Nötig sind Windows 11 Version 25H2 oder neuer sowie aktiviertes Secure Boot, TPM 2.0, IOMMU, Virtualization-based Security (VBS) und Hypervisor-Protected Code Integrity (HVCI). Riot bezeichnet diesen Check als “Vanguard Pre-Check”.

Wie viele Spieler können den neuen Modus sofort nutzen?

Nach Riots eigenen Angaben erfüllen rund 35 Prozent (genauer 34,33 Prozent) der Spielerbasis bereits alle Voraussetzungen. Etwa 62 Prozent können sich durch BIOS-Änderungen nachträglich qualifizieren, rund 3 Prozent besitzen Hardware, die die Anforderungen grundsätzlich nicht unterstützt.

War Vanguard schon einmal in der Kritik?

Ja, mehrfach. Neben der grundsätzlichen Kritik am Immer-an-Kernel-Zugriff sorgte im Dezember 2025 die VAN:Restriction-Affäre für Aufsehen, bei der Riot Spieler zu Mainboard-Firmware-Updates zwang, um eine Pre-Boot-DMA-Sicherheitslücke bei ASUS-, Gigabyte-, MSI- und ASRock-Boards zu schließen.

Warum laufen Valorant und League of Legends nicht unter Linux oder SteamOS?

Vanguard ist mit Wine- und Proton-Umgebungen inkompatibel. Riot begründet dies damit, dass sich Bootzustand und Kernel-Module unter Linux bislang nicht zuverlässig genug attestieren lassen, verschärft durch die Vielzahl unterschiedlicher Linux-Distributionen.

Ist Vanguard gefährlicher als andere Kernel-Anti-Cheat-Systeme wie EAC oder BattlEye?

Vanguard deckt mit sechs Riot-Titeln deutlich weniger Spiele ab als etwa Easy Anti-Cheat mit rund 182 Titeln, gilt aufgrund der historischen Boot-Zeit-Aktivierung und der Firmware-Durchsetzung aber als eines der aggressivsten Systeme. Ein im Dezember 2025 bekannt gewordener CVE (CVE-2021-47739, CVSS 8,5) betraf allerdings Easy Anti-Cheat, nicht Vanguard – ein Hinweis darauf, dass Schwachstellen in der gesamten Produktkategorie auftreten können.

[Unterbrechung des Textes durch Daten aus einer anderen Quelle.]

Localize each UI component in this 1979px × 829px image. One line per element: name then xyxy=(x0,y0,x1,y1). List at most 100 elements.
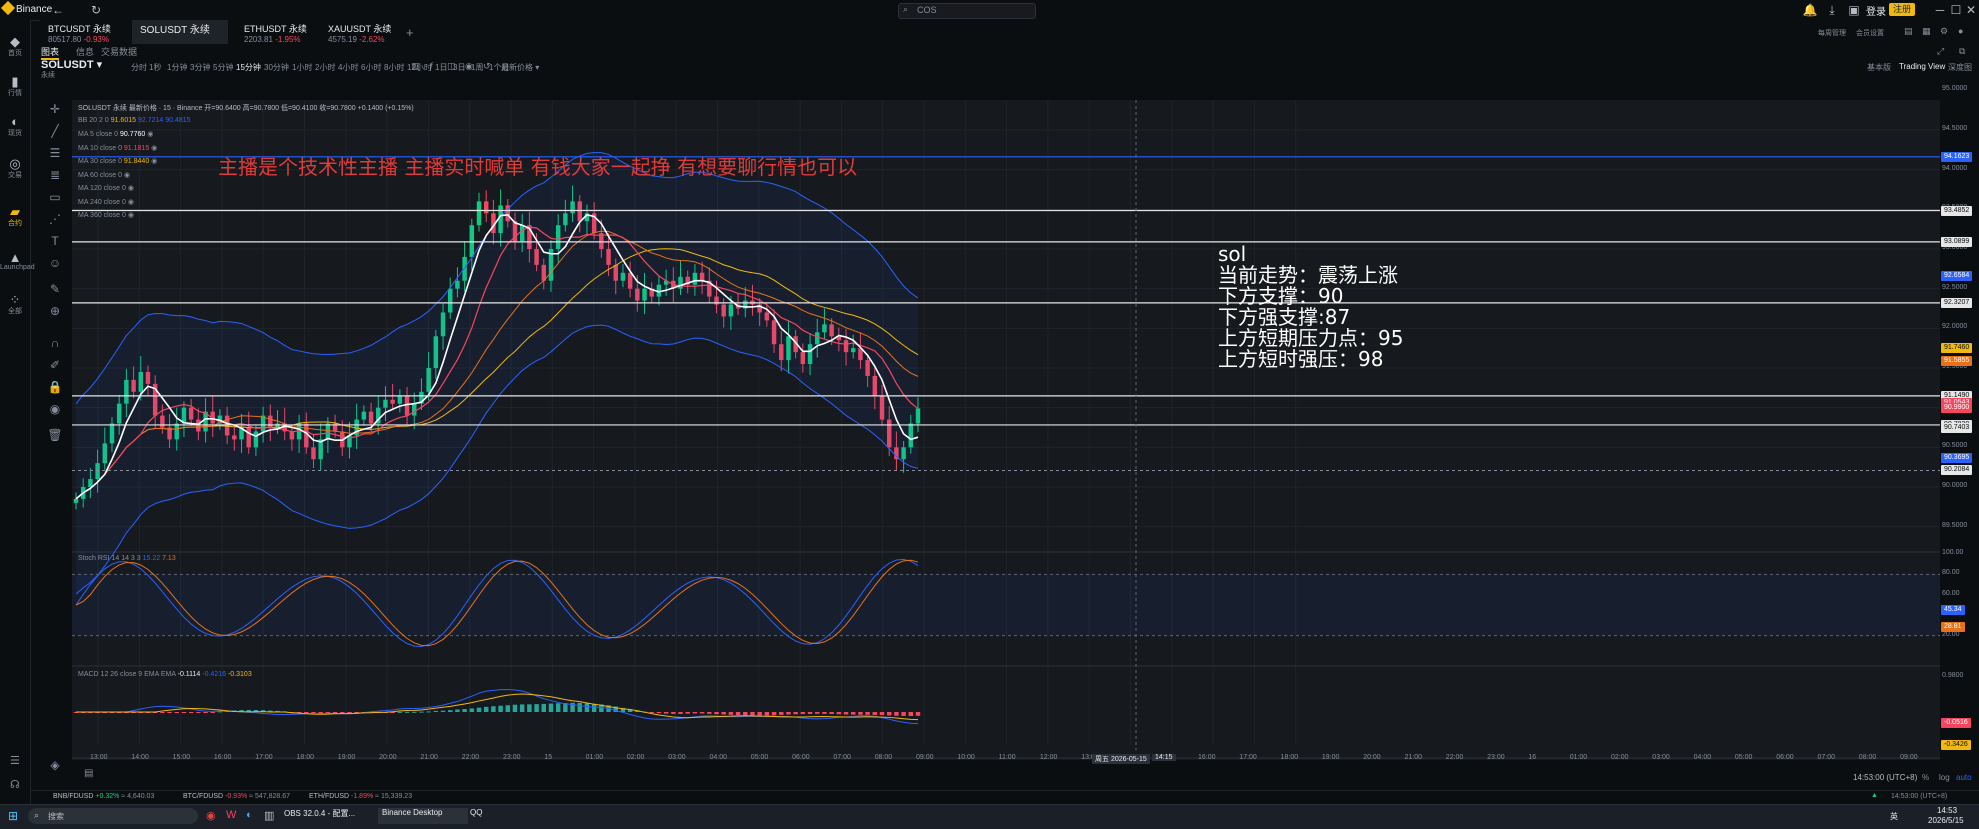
chrome-icon[interactable]: ◉ xyxy=(206,809,216,822)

Sammelt Vanguard Daten für Tencent oder chinesische Behörden?

Dafür gibt es keine belegten Hinweise. Riot Games gehört seit 2015 vollständig dem chinesischen Konzern Tencent, was in Spieler-Communities wiederholt Misstrauen auslöst. Riot bestätigt, dass Vanguard ausschließlich sicherheitsrelevante Systemdaten zur Cheat-Erkennung verarbeitet, weitergehende Belege für eine Datenweitergabe an staatliche Stellen liegen nicht vor.